When I was asked to speak at the Dunwoody Preservation Trust’s afternoon tea, I did not know what it would mean to me in full. At first, I was honored, and nervous for my first speaking engagement. But then I attended a Tea Committee planning meeting, and learned the backstory on this new Dunwoody tradition, now in its second year. The suggestion to host a public tea came from a DPT member who had been hosting an annual tea in her home. What began as an intimate gathering of girlfriends had grown to a large tea party over the years, as her guests wanted to include their daughters, granddaughters and neighbors. I was most touched by the service award she gave to one attendee every year, which recalled to me the charity teas of the early 20th century. Having seen the photos of her tea table and perfectly made scones, I can see why this neighborhood tea party was so popular.
These women, also members of the DPT, now work together to host an annual tea at the Donaldson-Bannister Farm, which last year celebrated its 150th anniversary. Itself a 180-year-old tradition, afternoon tea perfectly fits the charming setting, and as I witnessed, brought joy to the attendees. This year, due to Covid, the committee decided to host the event under a tent on the outdoor patio by the restored barn. [See last year’s event here.]
For several of the guests, who arrived in pretty dresses, tea hats and classic pant suits, this May tea was their first public outing in over a year.
I watched the first two guests arrive, beautifully dressed and smiling as they expressed pleasure at the scene before them: ivory tablecloths crowned with floral centerpieces. In that moment, I saw what a gift this event is to the community.
I spoke twice during the tea, first during the tea service, about teacup etiquette, and then again during the dessert course, about the history of afternoon tea, and what differentiates it from high tea.

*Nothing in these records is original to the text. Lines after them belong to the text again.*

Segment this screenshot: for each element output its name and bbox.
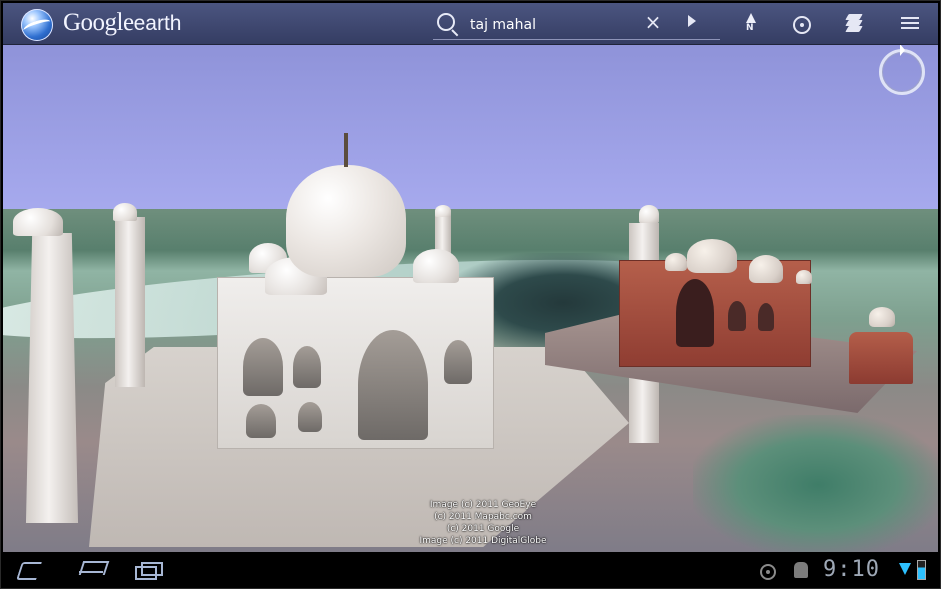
menu-icon-line-1 xyxy=(901,17,919,19)
copyright-line-1: Image (c) 2011 GeoEye xyxy=(429,500,537,510)
mosque-small-dome xyxy=(796,270,812,284)
right-minaret-cap xyxy=(639,205,659,223)
taj-left-arch-1 xyxy=(243,338,283,396)
gps-icon xyxy=(760,564,776,580)
taj-lower-left-arch xyxy=(246,404,276,438)
mosque-arch-right-2 xyxy=(758,303,774,331)
app-logo-google: Google xyxy=(63,9,134,36)
search-icon[interactable] xyxy=(437,13,455,31)
north-arrow-icon xyxy=(746,13,756,23)
mosque-pavilion xyxy=(849,332,913,384)
pavilion-dome xyxy=(869,307,895,327)
location-icon[interactable] xyxy=(793,16,811,34)
layers-icon[interactable] xyxy=(845,14,865,34)
map-copyright: Image (c) 2011 GeoEye (c) 2011 Mapabc.co… xyxy=(408,499,558,547)
recent-apps-icon[interactable] xyxy=(135,562,163,580)
search-input[interactable] xyxy=(468,14,652,36)
app-logo-text: Googleearth xyxy=(63,9,181,37)
app-logo-earth: earth xyxy=(133,12,182,35)
north-label: N xyxy=(746,23,754,33)
google-earth-globe-icon xyxy=(21,9,53,41)
earth-3d-view[interactable]: Image (c) 2011 GeoEye (c) 2011 Mapabc.co… xyxy=(3,45,938,552)
copyright-line-2: (c) 2011 Mapabc.com xyxy=(434,512,532,522)
taj-main-arch xyxy=(358,330,428,440)
search-bar[interactable]: × xyxy=(433,11,720,40)
mosque-arch-right-1 xyxy=(728,301,746,331)
compass-icon[interactable] xyxy=(879,45,925,95)
battery-icon xyxy=(917,560,926,580)
system-time: 9:10 xyxy=(823,557,880,582)
top-bar: Googleearth × N xyxy=(3,3,938,45)
menu-icon[interactable] xyxy=(901,17,919,31)
left-minaret-cap xyxy=(13,208,63,236)
menu-icon-line-3 xyxy=(901,27,919,29)
taj-left-arch-2 xyxy=(293,346,321,388)
chhatri-right xyxy=(413,249,459,283)
home-icon[interactable] xyxy=(77,561,107,579)
mosque-right-dome xyxy=(749,255,783,283)
taj-main-dome xyxy=(286,165,406,277)
mid-left-minaret-cap xyxy=(113,203,137,221)
mosque-main-dome xyxy=(687,239,737,273)
menu-icon-line-2 xyxy=(901,22,919,24)
copyright-line-3: (c) 2011 Google xyxy=(446,524,520,534)
back-right-minaret-cap xyxy=(435,205,451,217)
copyright-line-4: Image (c) 2011 DigitalGlobe xyxy=(419,536,547,546)
taj-main-building xyxy=(217,277,494,449)
back-icon[interactable] xyxy=(19,562,45,578)
taj-lower-mid-arch xyxy=(298,402,322,432)
android-icon xyxy=(794,562,808,578)
system-bar: 9:10 xyxy=(3,552,938,588)
dome-finial xyxy=(344,133,348,167)
play-icon[interactable] xyxy=(688,15,696,27)
north-icon[interactable]: N xyxy=(743,13,759,37)
taj-right-arch xyxy=(444,340,472,384)
mosque-left-dome xyxy=(665,253,687,271)
wifi-icon xyxy=(899,563,911,575)
app-frame: Googleearth × N xyxy=(0,0,941,589)
green-area xyxy=(693,415,938,552)
mid-left-minaret xyxy=(115,217,145,387)
clear-icon[interactable]: × xyxy=(643,12,663,32)
layers-icon-layer-3 xyxy=(845,26,863,32)
mosque-main-arch xyxy=(676,279,714,347)
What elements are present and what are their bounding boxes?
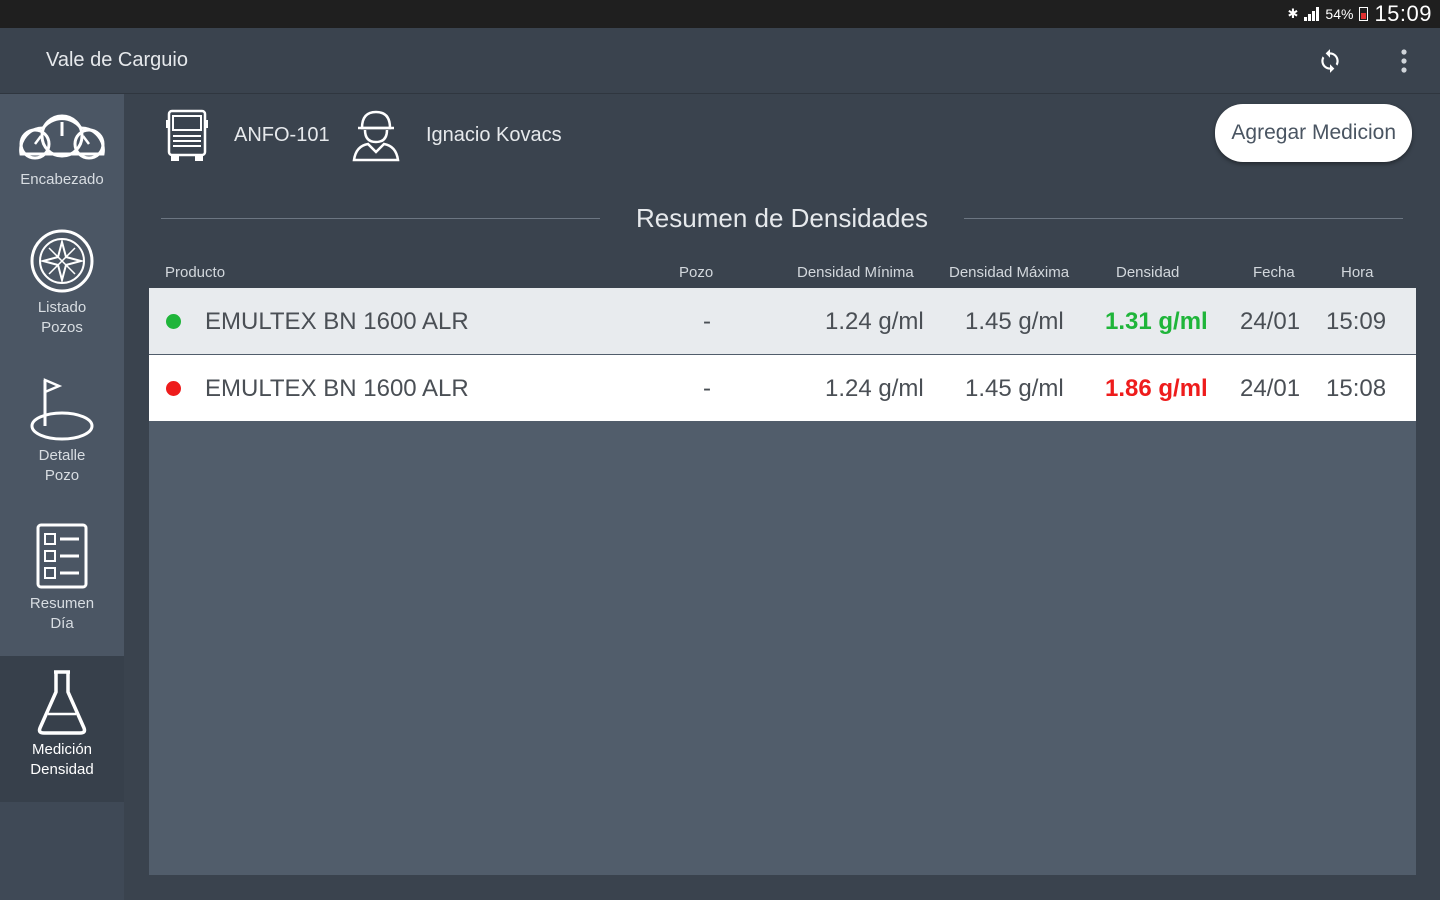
cell-fecha: 24/01	[1240, 308, 1301, 335]
sidebar-item-medicion-densidad[interactable]: Medición Densidad	[0, 656, 124, 802]
worker-icon	[352, 110, 400, 162]
flask-icon	[37, 670, 87, 735]
cell-min: 1.24 g/ml	[825, 375, 924, 402]
cell-densidad: 1.31 g/ml	[1105, 308, 1208, 335]
cell-producto: EMULTEX BN 1600 ALR	[205, 308, 469, 335]
section-title: Resumen de Densidades	[636, 202, 928, 233]
status-bar: ✱ 54% 15:09	[0, 0, 1440, 28]
main-content: ANFO-101 Ignacio Kovacs Agregar Medicion…	[124, 94, 1440, 900]
sidebar-item-label: Encabezado	[20, 171, 104, 188]
table-header: Producto Pozo Densidad Mínima Densidad M…	[149, 248, 1416, 288]
col-producto: Producto	[165, 264, 226, 281]
status-dot	[166, 314, 181, 329]
info-bar: ANFO-101 Ignacio Kovacs Agregar Medicion	[124, 94, 1440, 180]
sync-icon[interactable]	[1316, 47, 1344, 75]
cell-min: 1.24 g/ml	[825, 308, 924, 335]
more-vert-icon[interactable]	[1390, 47, 1418, 75]
sidebar-item-listado-pozos[interactable]: Listado Pozos	[0, 228, 124, 358]
sidebar-item-detalle-pozo[interactable]: Detalle Pozo	[0, 376, 124, 506]
status-time: 15:09	[1374, 1, 1432, 26]
sidebar-item-resumen-dia[interactable]: Resumen Día	[0, 522, 124, 656]
sidebar-item-label: Medición	[31, 741, 93, 758]
col-hora: Hora	[1341, 264, 1374, 281]
cell-max: 1.45 g/ml	[965, 375, 1064, 402]
status-dot	[166, 381, 181, 396]
battery-icon	[1359, 7, 1369, 21]
col-densidad-minima: Densidad Mínima	[797, 264, 914, 281]
sidebar-item-label: Densidad	[30, 761, 94, 778]
add-measurement-button[interactable]: Agregar Medicion	[1215, 104, 1412, 162]
cell-pozo: -	[703, 375, 711, 402]
sidebar-item-label: Pozos	[41, 319, 83, 336]
cell-hora: 15:08	[1326, 375, 1387, 402]
sidebar-item-label: Pozo	[44, 467, 80, 484]
cell-densidad: 1.86 g/ml	[1105, 375, 1208, 402]
sidebar-item-label: Resumen	[29, 595, 95, 612]
sidebar-footer	[0, 802, 124, 900]
cell-producto: EMULTEX BN 1600 ALR	[205, 375, 469, 402]
col-densidad-maxima: Densidad Máxima	[949, 264, 1070, 281]
cell-pozo: -	[703, 308, 711, 335]
signal-icon	[1304, 7, 1320, 21]
sidebar-item-label: Detalle	[38, 447, 86, 464]
section-header: Resumen de Densidades	[161, 198, 1403, 238]
cell-max: 1.45 g/ml	[965, 308, 1064, 335]
divider	[963, 217, 1403, 219]
sidebar-item-encabezado[interactable]: Encabezado	[0, 94, 124, 214]
truck-info: ANFO-101	[164, 108, 330, 162]
table-row[interactable]: EMULTEX BN 1600 ALR - 1.24 g/ml 1.45 g/m…	[149, 355, 1416, 421]
truck-icon	[166, 109, 208, 161]
density-table: Producto Pozo Densidad Mínima Densidad M…	[149, 248, 1416, 875]
battery-percent: 54%	[1325, 6, 1354, 22]
cell-hora: 15:09	[1326, 308, 1387, 335]
operator-name: Ignacio Kovacs	[426, 123, 562, 146]
bluetooth-icon: ✱	[1287, 6, 1299, 21]
app-bar: Vale de Carguio	[0, 28, 1440, 94]
col-pozo: Pozo	[679, 264, 714, 281]
sidebar-item-label: Día	[50, 615, 74, 632]
sidebar-item-label: Listado	[37, 299, 87, 316]
gauge-icon	[19, 114, 105, 160]
app-title: Vale de Carguio	[46, 49, 188, 71]
col-densidad: Densidad	[1116, 264, 1180, 281]
flag-hole-icon	[30, 378, 94, 441]
divider	[161, 217, 601, 219]
operator-info: Ignacio Kovacs	[350, 108, 562, 162]
cell-fecha: 24/01	[1240, 375, 1301, 402]
compass-icon	[30, 229, 94, 293]
sidebar: Encabezado Listado Pozos Detalle Pozo Re…	[0, 94, 124, 900]
col-fecha: Fecha	[1253, 264, 1295, 281]
checklist-icon	[36, 523, 88, 589]
table-row[interactable]: EMULTEX BN 1600 ALR - 1.24 g/ml 1.45 g/m…	[149, 288, 1416, 354]
truck-id: ANFO-101	[234, 123, 330, 146]
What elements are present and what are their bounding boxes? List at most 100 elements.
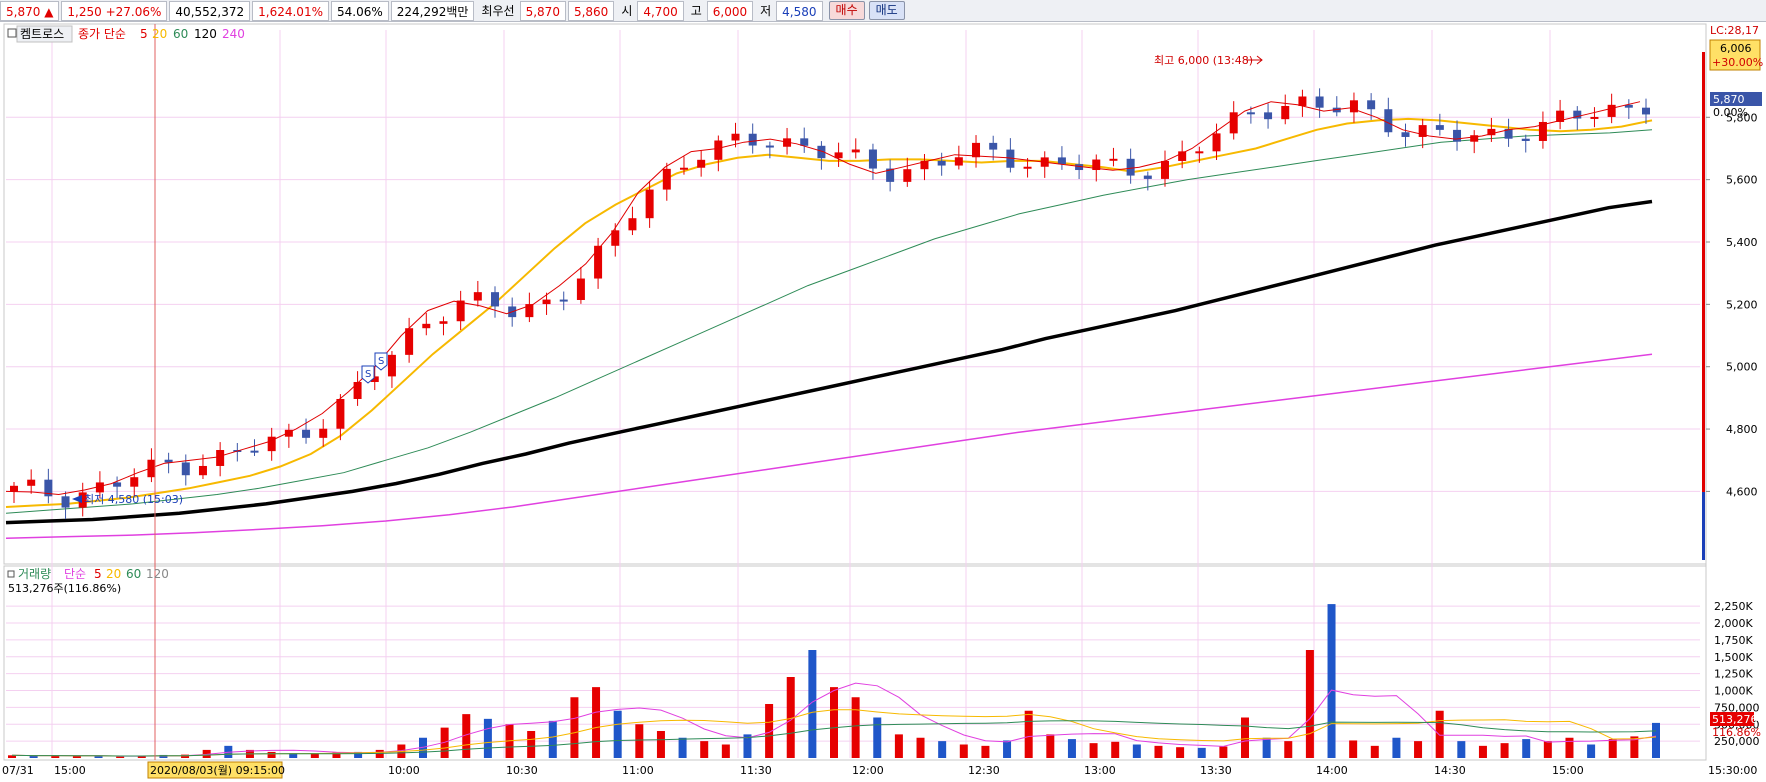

I spoke briefly, so that the guests could get back to their conversation and delicious meal, but an unabridged version of Destination Tea’s afternoon tea tips can be viewed here:
Watching friends and family smiling and laughing, my thoughts kept returning to that Tea Committee planning meeting I had attended. The amount of thoughtful care that went into preparing and serving this year’s tea, to be safe during the pandemic, was astounding. The committee debated exactly how they would serve, color-coding each table’s teapots, putting scone condiments into individual containers, coordinating each person’s role to make the table service fluid.
One mom brought her daughter to her first afternoon tea. I love the elder generation in the background of this picture – the preciousness of young and old coming together at afternoon tea.
The DPT committee spent months treasure hunting at thrift and consignment stores around Metro Atlanta, to obtain enough teapots, teacups and china plates for the 50-guest event. This year, teapots were dedicated to each table by ribbon color.
Mix-n-match china adds an element of interest to any afternoon tea. Can you feel the anticipation of all these plates ready to be populated with goodies?
Yet another detail that our hostesses thought of to make the event an occasion: as guests were coming in and finding their seats, a DPT member entertained with soft tunes on the farm’s Play Me Again Piano, part of a nonprofit art installment of “public pianos” throughout Metro Atlanta.
I played my usual game of Find My Favorite Teacup, loving the basket mold and scalloped edge of this teacup design.
Served with Punjana black tea, the first two courses were plated together: Salmon with Cream Cheese Dill Spread, Pimento Cheese, Cucumber with Cream Cheese Dill Spread, Roast Beef with Horseradish Mayonnaise, and Freshly Baked Currant Scones. Again, I felt the love, as I learned that the Tea Committee ladies woke at a very early hour on the morning of the tea to begin baking and making sandwiches so they’d be fresh.
A Mango Passion Green Rooibos tea from ZenTea in Chamblee was served with the dessert course, all homemade: Raspberry Crumble Bar (my favorite), Almond Shortbread Cookie, Gingerbread Cookie, Lemon Delight, Andes Mint Cookie and Fruit.
Just when you expect all the fun has been had, the DPT ladies have one more surprise in store for their guests. They are invited to turn over their saucers, and find that one person at each table has a sticker, making them the winner of one of these sweet mini teacup favors.
In future, we recommend arriving early for teatime, to capture some memorable portraits under the farm’s gorgeous rose trellis.
What an event! All done by volunteers in our community, with great attention to detail and love. This is what afternoon tea is about: the sharing of our selves with one another. Whether it’s the hostess shopping, baking, setting the table and serving, or the guests gathering around the tea table to listen and laugh together. I am grateful to find this spirit alive in my hometown of Dunwoody, Georgia, and for the wonderful women I met through this experience.
[Parting word to the wise: this tea sold out immediately after being announced to DPT members, who receive first notice. So if you are not already a member, you may want to join!]
This is one of the best DT reviews/posts I’ve read, one that appears to have been a wonderful, rewarding event. Grandma Freda would have thrived in this environment had she had the opportunity to be exposed to one. Go Destination Tea!!
Yes, Grandma Freda took me to tour Long Island historic mansions, so she surely would have loved afternoon tea on a historic property. And the roses!